Armenia’s worst recession since the early 1990s has come to an end, a senior government official claimed on Monday, citing official statistics that show the Armenian economy growing last month for the first time in over a year.
According to preliminary data released by the National Statistical Service (NSS), Gross Domestic Product (GDP) increased by 2.4 percent year on year in January after shrinking by 14.4 percent in 2009.
The reported growth was twice faster than the one forecast by the Armenian government for 2010. A senior official from the International Monetary Fund (IMF) said last week that the full-year growth rate may well reach 2 percent.
The NSS data show that a 6.5 percent rise in industrial output was the main driving force behind the unfolding recovery. That seems to have primarily resulted from rallying international prices of copper and other non-ferrous metals, Armenia’s main export item. Armenian exports jumped by 57.5 percent to almost $54 million in January.

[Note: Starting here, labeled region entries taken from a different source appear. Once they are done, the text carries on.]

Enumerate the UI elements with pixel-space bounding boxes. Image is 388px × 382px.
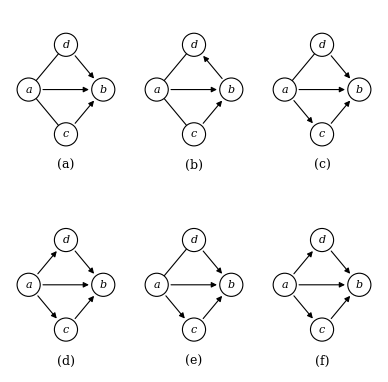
Text: d: d	[191, 40, 197, 50]
Circle shape	[348, 78, 371, 101]
Text: a: a	[281, 84, 288, 95]
Text: (f): (f)	[315, 354, 329, 367]
Text: c: c	[319, 129, 325, 139]
Circle shape	[92, 78, 115, 101]
Circle shape	[273, 78, 296, 101]
Circle shape	[220, 78, 243, 101]
Text: a: a	[281, 280, 288, 290]
Circle shape	[92, 273, 115, 296]
Circle shape	[145, 273, 168, 296]
Text: b: b	[228, 84, 235, 95]
Circle shape	[54, 318, 78, 341]
Text: d: d	[319, 40, 326, 50]
Circle shape	[310, 228, 334, 252]
Text: c: c	[191, 129, 197, 139]
Circle shape	[310, 318, 334, 341]
Text: b: b	[100, 84, 107, 95]
Circle shape	[145, 78, 168, 101]
Text: b: b	[356, 280, 363, 290]
Text: a: a	[153, 84, 160, 95]
Text: d: d	[62, 40, 69, 50]
Text: b: b	[228, 280, 235, 290]
Circle shape	[54, 123, 78, 146]
Text: d: d	[62, 235, 69, 245]
Text: (a): (a)	[57, 159, 74, 172]
Circle shape	[182, 123, 206, 146]
Circle shape	[310, 123, 334, 146]
Text: a: a	[25, 280, 32, 290]
Circle shape	[17, 78, 40, 101]
Circle shape	[54, 228, 78, 252]
Text: a: a	[153, 280, 160, 290]
Text: c: c	[191, 325, 197, 335]
Text: (e): (e)	[185, 354, 203, 367]
Text: c: c	[63, 129, 69, 139]
Circle shape	[182, 33, 206, 57]
Text: b: b	[100, 280, 107, 290]
Circle shape	[182, 318, 206, 341]
Circle shape	[220, 273, 243, 296]
Text: d: d	[191, 235, 197, 245]
Text: c: c	[63, 325, 69, 335]
Circle shape	[273, 273, 296, 296]
Text: d: d	[319, 235, 326, 245]
Circle shape	[348, 273, 371, 296]
Circle shape	[182, 228, 206, 252]
Text: (c): (c)	[314, 159, 331, 172]
Circle shape	[17, 273, 40, 296]
Circle shape	[54, 33, 78, 57]
Text: b: b	[356, 84, 363, 95]
Text: (b): (b)	[185, 159, 203, 172]
Circle shape	[310, 33, 334, 57]
Text: (d): (d)	[57, 354, 75, 367]
Text: c: c	[319, 325, 325, 335]
Text: a: a	[25, 84, 32, 95]
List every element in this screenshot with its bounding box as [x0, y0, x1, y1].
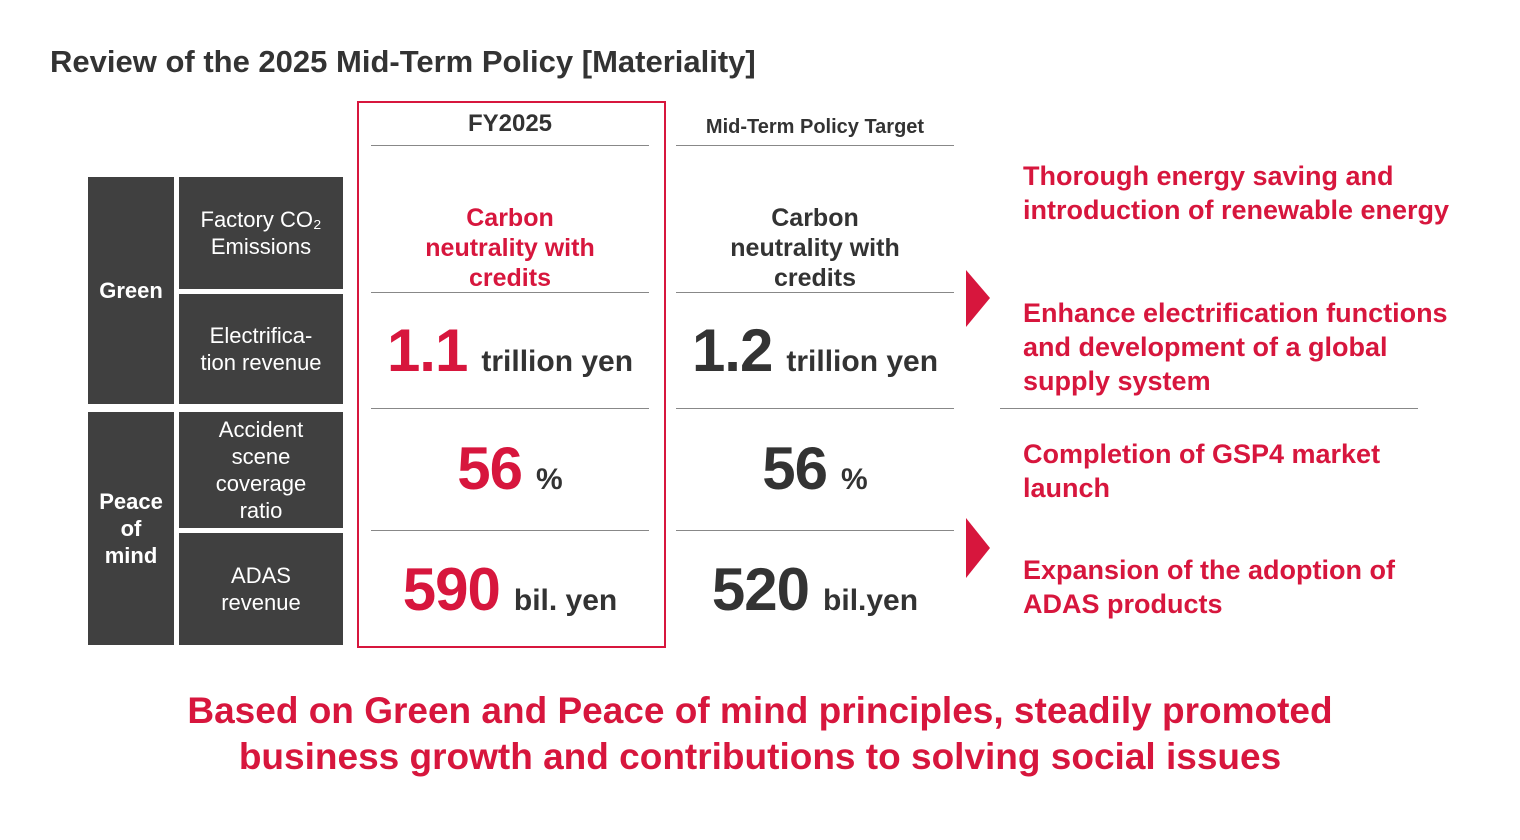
- divider: [1000, 408, 1418, 409]
- row-label: Factory CO₂ Emissions: [179, 177, 343, 289]
- action: Thorough energy saving and introduction …: [1023, 161, 1450, 225]
- divider: [371, 145, 649, 146]
- number: 520: [711, 556, 810, 623]
- arrows: [966, 270, 990, 578]
- number: 56: [762, 435, 828, 502]
- unit: bil.yen: [823, 584, 919, 617]
- action: Expansion of the adoption of ADAS produc…: [1023, 555, 1395, 619]
- group-label: Peace of mind: [88, 412, 174, 645]
- divider: [676, 530, 954, 531]
- cell-value: 590 bil. yen: [371, 555, 649, 647]
- unit: %: [841, 463, 868, 496]
- action: Enhance electrification functions and de…: [1023, 298, 1448, 396]
- divider: [676, 145, 954, 146]
- divider: [371, 408, 649, 409]
- unit: bil. yen: [513, 584, 618, 617]
- divider: [676, 408, 954, 409]
- highlight-box: [357, 101, 666, 648]
- cell-value: 520 bil.yen: [676, 555, 954, 647]
- unit: %: [536, 463, 563, 496]
- arrow: [966, 270, 990, 327]
- cell-value: 1.2 trillion yen: [676, 316, 954, 406]
- cell-text: Carbon neutrality with credits: [425, 204, 595, 292]
- row-label: Accident scene coverage ratio: [179, 412, 343, 528]
- title: Review of the 2025 Mid-Term Policy [Mate…: [50, 44, 756, 79]
- column-header: FY2025: [467, 110, 553, 137]
- cell-value: 1.1 trillion yen: [371, 316, 649, 406]
- number: 56: [457, 435, 523, 502]
- number: 1.2: [691, 317, 773, 384]
- unit: trillion yen: [481, 345, 634, 378]
- action: Completion of GSP4 market launch: [1023, 439, 1381, 503]
- number: 590: [402, 556, 501, 623]
- cell-value: 56%: [676, 434, 954, 530]
- row-label: ADAS revenue: [179, 533, 343, 645]
- conclusion: Based on Green and Peace of mind princip…: [187, 690, 1333, 777]
- divider: [676, 292, 954, 293]
- arrow: [966, 518, 990, 578]
- unit: trillion yen: [786, 345, 939, 378]
- column-header: Mid-Term Policy Target: [705, 116, 925, 138]
- divider: [371, 292, 649, 293]
- cell-text: Carbon neutrality with credits: [730, 204, 900, 292]
- group-label: Green: [88, 177, 174, 404]
- row-label: Electrifica-tion revenue: [179, 294, 343, 404]
- cell-value: 56%: [371, 434, 649, 530]
- number: 1.1: [386, 317, 468, 384]
- divider: [371, 530, 649, 531]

Armenia’s macroeconomic performance was also positively affected by a 3 percent growth in agriculture reported by the NSS. By contrast, the construction sector, which has born the brunt of the recession, contracted by about 11 percent during the same period.
Trade and Economic Development Minister Nerses Yeritsian portrayed the latest macroeconomic data as a clear indication that the economic crisis in the country is over. “And I want to assure you that we have come of out that crisis well,” he told journalists.
But Hrant Bagratian, an economist and former prime minister affiliated with the opposition Armenian National Congress, brushed aside the claim, alleging that the NSS figures are a fraud. “The main reason for the January growth is that the situation was really bad in January last year,” he said at the same time.
“Does having the worst indicators in the Commonwealth of Independent States mean coming out of the crisis well?” Bagratian told RFE/RL. “These guys must simply be put on trial.”
In Yeritsian words, the recovery is facilitated by what he described as substantial capital investments that have been made in public infrastructures in the last two years. “They could not have failed to have an impact on the diversification of the economy and this growth figure,” he said.
Yeritsian also insisted that financial assistance provided by the government to the crisis-hit construction industry has not been a waste of money. “The government measures against the construction decline have been limited,” he said. “The government has never even tried to fully make up for the construction decline.”
Finance Minister Tigran Davtian likewise asserted in late December that Armenia is emerging from the recession with minimal losses. Davtian downplayed the sharp GDP drop which has increased unemployment and poverty in the country.
According to World Bank estimates, the number of Armenians living below the official poverty line rose by 90,000 to make up 28.4 percent of the population in the first half of 2009.